Sarko might not yet have transformed the French economy, but in one area at least, he has created a market where there was none before: driver's license points.
As in many European countries, French drivers start with a total of 12 license points, which they lose for various driving offenses. Getting to zero means an automatic six-month driving ban. During Sarko's reign as Minister of the Interior, he introduced 1,000 more speed cameras across France in a frenzied law and order "crackdown." There are particularly harsh punishments even for mild speeding (under 20kph over the limit)– two points a pop.
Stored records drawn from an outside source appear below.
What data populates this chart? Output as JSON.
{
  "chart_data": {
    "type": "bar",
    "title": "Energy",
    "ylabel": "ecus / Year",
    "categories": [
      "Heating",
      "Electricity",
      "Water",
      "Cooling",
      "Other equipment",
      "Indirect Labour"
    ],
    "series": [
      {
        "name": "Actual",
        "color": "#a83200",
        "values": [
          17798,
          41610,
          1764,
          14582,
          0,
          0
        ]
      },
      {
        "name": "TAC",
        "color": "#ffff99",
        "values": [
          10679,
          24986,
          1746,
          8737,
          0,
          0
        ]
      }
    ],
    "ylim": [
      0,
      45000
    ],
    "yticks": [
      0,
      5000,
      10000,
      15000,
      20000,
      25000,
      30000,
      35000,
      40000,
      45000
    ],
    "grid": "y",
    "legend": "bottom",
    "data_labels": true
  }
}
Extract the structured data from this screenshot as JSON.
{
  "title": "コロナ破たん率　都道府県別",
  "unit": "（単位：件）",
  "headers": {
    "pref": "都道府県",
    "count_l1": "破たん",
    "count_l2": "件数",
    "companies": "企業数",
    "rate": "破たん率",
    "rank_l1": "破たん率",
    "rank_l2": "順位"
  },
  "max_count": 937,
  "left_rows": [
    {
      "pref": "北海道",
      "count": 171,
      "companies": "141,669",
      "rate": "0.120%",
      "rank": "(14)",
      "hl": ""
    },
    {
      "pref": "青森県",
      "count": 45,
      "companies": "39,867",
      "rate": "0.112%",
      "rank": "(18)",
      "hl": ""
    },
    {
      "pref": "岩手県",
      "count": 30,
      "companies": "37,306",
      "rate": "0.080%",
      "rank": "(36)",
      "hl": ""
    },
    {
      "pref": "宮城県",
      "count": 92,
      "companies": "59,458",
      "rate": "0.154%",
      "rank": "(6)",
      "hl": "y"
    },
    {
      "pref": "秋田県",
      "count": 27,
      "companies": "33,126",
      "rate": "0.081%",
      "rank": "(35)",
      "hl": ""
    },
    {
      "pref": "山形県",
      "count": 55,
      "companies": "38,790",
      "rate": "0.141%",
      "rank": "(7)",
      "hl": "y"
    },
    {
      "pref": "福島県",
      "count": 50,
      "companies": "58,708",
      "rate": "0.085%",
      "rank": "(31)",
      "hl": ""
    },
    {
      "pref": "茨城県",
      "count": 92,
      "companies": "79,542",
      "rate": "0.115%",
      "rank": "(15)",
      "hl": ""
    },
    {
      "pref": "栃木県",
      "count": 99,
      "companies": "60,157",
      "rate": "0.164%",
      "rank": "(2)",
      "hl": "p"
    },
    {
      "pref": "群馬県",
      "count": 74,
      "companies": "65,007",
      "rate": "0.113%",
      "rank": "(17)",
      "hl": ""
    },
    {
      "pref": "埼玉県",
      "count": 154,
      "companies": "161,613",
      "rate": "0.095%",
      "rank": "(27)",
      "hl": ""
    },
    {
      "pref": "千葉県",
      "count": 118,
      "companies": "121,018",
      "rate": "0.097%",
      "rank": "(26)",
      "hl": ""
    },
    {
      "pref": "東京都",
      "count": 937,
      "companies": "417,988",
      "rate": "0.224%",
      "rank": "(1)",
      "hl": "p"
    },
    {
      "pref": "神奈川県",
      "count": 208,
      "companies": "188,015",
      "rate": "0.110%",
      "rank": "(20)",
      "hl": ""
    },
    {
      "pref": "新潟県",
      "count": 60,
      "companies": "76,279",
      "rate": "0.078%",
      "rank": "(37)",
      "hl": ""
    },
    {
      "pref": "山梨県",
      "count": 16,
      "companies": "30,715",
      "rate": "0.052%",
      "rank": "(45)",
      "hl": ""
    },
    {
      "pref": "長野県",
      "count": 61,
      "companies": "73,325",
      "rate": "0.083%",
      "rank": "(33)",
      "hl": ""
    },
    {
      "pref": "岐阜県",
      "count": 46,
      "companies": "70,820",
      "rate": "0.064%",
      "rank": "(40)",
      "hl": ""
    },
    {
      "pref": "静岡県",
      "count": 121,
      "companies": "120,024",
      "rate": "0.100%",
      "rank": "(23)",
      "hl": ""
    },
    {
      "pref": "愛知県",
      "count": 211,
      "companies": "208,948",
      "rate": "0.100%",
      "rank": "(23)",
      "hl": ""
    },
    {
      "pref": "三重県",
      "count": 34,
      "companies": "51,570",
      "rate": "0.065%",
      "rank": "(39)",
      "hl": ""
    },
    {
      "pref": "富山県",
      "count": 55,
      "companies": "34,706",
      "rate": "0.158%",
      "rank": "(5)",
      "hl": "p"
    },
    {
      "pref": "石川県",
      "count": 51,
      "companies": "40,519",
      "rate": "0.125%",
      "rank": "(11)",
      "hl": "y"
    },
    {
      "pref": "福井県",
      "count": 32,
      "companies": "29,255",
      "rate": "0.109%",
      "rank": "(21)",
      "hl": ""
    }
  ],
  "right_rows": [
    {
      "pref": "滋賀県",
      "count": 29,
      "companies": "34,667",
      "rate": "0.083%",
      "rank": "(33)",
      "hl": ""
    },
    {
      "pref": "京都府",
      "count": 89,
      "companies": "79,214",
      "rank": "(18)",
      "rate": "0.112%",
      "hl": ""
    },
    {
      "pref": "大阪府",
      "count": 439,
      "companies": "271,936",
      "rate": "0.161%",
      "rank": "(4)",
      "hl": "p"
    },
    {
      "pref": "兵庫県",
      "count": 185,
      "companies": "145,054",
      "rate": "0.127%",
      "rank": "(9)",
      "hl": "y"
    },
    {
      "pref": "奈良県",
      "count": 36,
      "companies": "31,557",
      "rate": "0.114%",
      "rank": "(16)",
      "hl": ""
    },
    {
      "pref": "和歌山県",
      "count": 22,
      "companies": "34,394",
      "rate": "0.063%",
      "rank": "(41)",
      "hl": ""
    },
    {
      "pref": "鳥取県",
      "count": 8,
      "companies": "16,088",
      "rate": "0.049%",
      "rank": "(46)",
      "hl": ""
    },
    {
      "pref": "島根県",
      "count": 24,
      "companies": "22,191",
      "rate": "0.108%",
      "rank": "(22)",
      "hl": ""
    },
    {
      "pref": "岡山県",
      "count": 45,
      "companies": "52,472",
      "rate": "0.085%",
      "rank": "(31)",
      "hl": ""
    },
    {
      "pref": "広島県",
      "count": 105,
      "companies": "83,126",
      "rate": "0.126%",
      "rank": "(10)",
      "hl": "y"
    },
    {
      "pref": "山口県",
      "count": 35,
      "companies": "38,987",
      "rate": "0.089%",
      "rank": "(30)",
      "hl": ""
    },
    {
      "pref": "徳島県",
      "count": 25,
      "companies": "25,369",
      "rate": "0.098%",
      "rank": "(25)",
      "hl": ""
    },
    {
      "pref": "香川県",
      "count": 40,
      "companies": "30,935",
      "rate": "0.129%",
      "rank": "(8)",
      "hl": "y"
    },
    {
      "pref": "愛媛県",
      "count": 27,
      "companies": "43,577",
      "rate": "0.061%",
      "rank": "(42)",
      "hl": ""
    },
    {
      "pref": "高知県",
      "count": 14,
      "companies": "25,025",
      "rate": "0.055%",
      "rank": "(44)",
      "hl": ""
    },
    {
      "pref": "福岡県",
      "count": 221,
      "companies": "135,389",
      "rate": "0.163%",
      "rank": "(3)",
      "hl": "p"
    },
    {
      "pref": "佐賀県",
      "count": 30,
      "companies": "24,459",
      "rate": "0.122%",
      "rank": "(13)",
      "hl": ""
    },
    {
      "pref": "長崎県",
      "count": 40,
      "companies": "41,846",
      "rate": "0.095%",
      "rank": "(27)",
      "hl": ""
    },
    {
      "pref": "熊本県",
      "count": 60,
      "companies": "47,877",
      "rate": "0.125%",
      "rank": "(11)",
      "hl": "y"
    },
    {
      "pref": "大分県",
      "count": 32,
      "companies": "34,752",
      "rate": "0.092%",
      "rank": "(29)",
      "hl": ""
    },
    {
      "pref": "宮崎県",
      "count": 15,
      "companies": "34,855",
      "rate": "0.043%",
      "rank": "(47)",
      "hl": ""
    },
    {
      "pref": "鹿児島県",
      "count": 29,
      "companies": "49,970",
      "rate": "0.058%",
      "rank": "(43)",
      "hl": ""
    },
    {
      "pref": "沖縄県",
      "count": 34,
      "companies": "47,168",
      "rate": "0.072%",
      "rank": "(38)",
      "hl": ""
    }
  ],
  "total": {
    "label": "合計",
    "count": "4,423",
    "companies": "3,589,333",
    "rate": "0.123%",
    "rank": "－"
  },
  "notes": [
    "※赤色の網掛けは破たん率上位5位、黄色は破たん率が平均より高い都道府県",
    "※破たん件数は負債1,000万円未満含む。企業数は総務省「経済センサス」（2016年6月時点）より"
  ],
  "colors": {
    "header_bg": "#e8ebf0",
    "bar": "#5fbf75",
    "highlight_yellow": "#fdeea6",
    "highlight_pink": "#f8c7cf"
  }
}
But the crackdown has rather misfired: Drivers now see the penalties as universally unfair, and have started a market in license points. Those still with relatively clean records (close to 12 points) sell their points online for 300-1500 euros each to drivers in danger of a suspension. The seller then sends in her license number and name in place of the guilty party, and takes the rap. And the sheer number of cases makes it impossible to check who's who:
Officials acknowledge that the state is swamped with the administration of automatic fines. The Interior Ministry said that it carries out spot checks. "For example, suspicion will be raised if an 84-year-old grandmother is snapped at 200 kph (160mph) at five on a Sunday morning near a nightclub," he told le Parisien newspaper.
Jean-Baptise Iosca, a lawyer who specialises in motoring cases, said that the borrowing and buying of license points now touched every social class. "I have clients coming to see me after losing not only all their own points but also 12 from their grandmother and all their grandfather's," he said.
The solution? Another crackdown. Ex-PM de Villepin began a 20 million Euro investigation to stamp out fraudulent point-claiming, but it has yet to release any findings or suggest any action.